Raoef Mamedov, The Last Supper, photography, 1998 (click to enlarge)
Raoef Mamedov, Annunciation, photography, 84 x 60 cm, edition 7
Raoef Mamedov, Annunciation, photography, 84 x 60 cm, edition 7
Raoef Mamedov The Magicians from the Orient, photography, 80×64, edition 7
Raoef Mamedov, Christ’s Birth, photography, 80×64, edition 7
Raoef Mamedov, The Prayer on The Mount of Olives, photography, 80×64, edition 7
Raoef Mamedov, Judas’ Kiss, photography, 80×64, edition 7
Raoef Mamedov, Ecce Homo, photography, 80×64, edition 7

The Last Supper
New Testament scenes in photographical adaptation
by the artist/director Rauf Mamedov

by Marike van der Knaap

For the first time in our country a unique joint project of the Russian artist Raoef Mamedov is introduced by the Lilja Zakirova Gallery. In a post-modern way this project combines cinematic theatre, photography, art history, theology and computer technology in twelve photographs of 80 by 60 cm (7 signed copies), depicting seven biblical scenes from the New Testament which are “enacted” by people with Down’s syndrome.

The restrainedly dramatic scenes are depicted with a sublime photographing technique; their chiaroscuro reminds us of paintings by Caravaggio and Georges de la Tour.

Four of the seven scenes have been staged as precisely as possible after famous paintings from the history of art.

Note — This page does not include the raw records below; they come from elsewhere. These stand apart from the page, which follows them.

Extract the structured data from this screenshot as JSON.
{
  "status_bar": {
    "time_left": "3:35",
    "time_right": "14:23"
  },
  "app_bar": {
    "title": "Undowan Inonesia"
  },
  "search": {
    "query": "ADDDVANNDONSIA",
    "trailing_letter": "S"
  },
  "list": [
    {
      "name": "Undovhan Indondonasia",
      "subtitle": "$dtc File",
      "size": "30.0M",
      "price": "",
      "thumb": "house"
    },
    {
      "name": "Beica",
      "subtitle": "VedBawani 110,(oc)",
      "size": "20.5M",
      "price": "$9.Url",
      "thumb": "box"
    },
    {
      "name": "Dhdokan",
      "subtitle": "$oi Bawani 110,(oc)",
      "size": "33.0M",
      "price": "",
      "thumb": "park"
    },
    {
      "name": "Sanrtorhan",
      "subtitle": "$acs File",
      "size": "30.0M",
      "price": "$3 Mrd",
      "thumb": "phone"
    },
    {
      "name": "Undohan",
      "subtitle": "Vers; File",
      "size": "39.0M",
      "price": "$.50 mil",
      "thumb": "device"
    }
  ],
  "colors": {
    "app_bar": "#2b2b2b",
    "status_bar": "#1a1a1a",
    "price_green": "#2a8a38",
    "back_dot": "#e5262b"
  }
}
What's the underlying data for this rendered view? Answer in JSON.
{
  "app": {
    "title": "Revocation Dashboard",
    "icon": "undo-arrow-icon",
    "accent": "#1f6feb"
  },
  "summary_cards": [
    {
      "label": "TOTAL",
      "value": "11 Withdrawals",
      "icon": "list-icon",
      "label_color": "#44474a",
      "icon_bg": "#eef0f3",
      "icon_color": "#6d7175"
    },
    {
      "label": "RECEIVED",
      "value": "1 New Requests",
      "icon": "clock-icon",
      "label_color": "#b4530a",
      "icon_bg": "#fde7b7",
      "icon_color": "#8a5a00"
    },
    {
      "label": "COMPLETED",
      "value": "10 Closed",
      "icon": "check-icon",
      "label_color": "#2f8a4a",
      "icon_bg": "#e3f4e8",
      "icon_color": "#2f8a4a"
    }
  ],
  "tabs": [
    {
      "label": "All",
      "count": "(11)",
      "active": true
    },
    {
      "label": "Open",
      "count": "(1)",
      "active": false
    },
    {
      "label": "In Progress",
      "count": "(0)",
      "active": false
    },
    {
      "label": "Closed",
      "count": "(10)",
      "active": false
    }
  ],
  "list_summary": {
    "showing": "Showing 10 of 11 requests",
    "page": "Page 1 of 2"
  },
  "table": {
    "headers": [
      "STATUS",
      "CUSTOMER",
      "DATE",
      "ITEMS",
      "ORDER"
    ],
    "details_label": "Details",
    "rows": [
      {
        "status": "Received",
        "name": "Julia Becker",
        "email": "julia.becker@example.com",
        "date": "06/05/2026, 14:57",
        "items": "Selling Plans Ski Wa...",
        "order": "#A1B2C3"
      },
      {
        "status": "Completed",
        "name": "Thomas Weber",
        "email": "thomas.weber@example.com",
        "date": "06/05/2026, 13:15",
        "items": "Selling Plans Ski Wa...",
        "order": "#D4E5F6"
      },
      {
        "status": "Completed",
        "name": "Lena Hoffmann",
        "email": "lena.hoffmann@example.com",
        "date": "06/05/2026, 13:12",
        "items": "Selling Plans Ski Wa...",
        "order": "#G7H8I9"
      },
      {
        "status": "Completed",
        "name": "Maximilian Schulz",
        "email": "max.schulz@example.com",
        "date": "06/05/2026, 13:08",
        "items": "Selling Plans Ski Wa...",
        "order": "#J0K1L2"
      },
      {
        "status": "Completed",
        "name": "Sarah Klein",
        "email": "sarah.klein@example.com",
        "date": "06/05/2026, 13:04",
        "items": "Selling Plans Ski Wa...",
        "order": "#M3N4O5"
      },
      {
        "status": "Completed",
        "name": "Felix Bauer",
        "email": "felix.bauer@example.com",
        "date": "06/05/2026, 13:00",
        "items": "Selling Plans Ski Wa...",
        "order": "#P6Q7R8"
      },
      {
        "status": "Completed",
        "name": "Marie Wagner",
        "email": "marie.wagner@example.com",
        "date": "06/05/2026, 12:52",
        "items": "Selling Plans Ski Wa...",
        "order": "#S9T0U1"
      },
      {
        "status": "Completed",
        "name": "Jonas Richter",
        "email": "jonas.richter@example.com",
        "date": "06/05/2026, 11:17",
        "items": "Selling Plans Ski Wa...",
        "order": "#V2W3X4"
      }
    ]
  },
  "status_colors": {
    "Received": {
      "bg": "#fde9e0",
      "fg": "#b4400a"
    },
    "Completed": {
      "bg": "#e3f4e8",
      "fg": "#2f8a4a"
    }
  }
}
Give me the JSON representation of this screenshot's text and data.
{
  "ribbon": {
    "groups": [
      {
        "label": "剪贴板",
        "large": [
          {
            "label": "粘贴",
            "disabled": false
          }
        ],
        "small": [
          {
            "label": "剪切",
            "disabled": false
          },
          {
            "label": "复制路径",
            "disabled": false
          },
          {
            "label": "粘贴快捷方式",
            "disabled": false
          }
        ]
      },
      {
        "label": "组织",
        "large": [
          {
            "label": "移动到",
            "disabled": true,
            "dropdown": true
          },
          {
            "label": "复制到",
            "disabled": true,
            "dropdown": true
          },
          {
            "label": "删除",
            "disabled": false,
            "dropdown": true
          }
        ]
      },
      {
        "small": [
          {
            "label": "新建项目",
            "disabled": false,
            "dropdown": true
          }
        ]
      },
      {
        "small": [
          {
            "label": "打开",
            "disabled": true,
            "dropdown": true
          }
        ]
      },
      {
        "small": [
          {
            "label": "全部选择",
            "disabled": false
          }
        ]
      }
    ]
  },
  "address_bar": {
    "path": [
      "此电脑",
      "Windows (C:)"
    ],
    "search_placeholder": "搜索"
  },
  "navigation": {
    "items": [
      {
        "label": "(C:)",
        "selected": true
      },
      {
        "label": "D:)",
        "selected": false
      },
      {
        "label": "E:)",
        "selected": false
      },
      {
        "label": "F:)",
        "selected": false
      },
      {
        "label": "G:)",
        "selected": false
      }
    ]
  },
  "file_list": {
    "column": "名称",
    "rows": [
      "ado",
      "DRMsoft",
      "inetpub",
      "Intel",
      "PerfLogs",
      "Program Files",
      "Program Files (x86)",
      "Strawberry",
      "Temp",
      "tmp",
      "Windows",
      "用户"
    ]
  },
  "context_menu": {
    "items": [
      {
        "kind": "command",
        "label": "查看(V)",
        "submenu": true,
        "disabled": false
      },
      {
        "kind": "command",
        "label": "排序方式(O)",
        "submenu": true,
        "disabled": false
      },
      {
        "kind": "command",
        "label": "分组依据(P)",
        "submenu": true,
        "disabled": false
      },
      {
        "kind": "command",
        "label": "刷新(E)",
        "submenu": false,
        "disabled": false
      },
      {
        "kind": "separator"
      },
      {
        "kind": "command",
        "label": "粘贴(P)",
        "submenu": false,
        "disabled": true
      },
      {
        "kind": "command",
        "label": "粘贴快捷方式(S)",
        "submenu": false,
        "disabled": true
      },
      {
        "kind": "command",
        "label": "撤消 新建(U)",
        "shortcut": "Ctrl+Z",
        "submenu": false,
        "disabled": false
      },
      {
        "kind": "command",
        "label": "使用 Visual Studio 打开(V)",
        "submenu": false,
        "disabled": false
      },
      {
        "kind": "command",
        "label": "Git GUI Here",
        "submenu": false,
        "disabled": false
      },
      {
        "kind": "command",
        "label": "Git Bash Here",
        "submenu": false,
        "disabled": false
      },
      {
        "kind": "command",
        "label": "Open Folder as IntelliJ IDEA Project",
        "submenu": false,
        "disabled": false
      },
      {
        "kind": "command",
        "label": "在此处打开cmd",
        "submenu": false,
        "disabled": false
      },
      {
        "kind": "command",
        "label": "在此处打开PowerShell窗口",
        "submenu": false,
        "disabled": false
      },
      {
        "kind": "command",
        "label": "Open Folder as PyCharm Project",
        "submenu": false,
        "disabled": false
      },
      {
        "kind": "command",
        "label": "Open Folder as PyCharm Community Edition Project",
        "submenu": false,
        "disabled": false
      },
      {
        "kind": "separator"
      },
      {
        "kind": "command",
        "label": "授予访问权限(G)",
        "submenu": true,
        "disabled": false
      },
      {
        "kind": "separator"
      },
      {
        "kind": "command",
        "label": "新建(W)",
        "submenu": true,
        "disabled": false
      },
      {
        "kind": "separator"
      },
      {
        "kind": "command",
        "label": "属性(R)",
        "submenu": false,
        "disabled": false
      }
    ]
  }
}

The largest work is a quintuple piece after the Last Supper by Leonardo da Vinci, followed by the diptych with Jan van Eyck’s Annunciation as in his Ghent altarpiece, the Betrayal by Judas by the Italian early renaissance artist Giotto and a Ecce Homo by the 19th-century Russian painter Nicolaï Ge.

The three other photographs are scenes in the same atmosphere as the above, but iconographically they stem from the brain of Rauf Mamedov, director and instigator of the project. He staged an Epiphany, a Birth scene and the Vigil in the Garden of Gethsemane.

The project was realized in very close collaboration of the aforementioned artist/director Mamedov, the artist Jevgeni Semenov, the photographer Dmitri Preobragensky and the computer operator Dmitri Krainov. For a year they worked together quite intensely; each figure was photographed separately, the director trying to evoke the right emotions in his actors by acting as a fellow actor during the photo sessions. Afterwards the photos were arranged into their proper composition by means of a computer.

With this exceptional work the artist/director in fact transcends any specific cultural identity. He achieves this universality by using world-famous scenes in connection with figures carrying the general Down’s syndrome physiognomy. Authenticity serves as his guiding principle. At the same time the photos carry the post-modern character of our culture. Quoting from the history of art and primarily using it as his sole source, he achieves that what he adds to the works becomes the reflection on art history from and with the means of our late twentieth century period. That is what gives his work its contemporary and universal significance.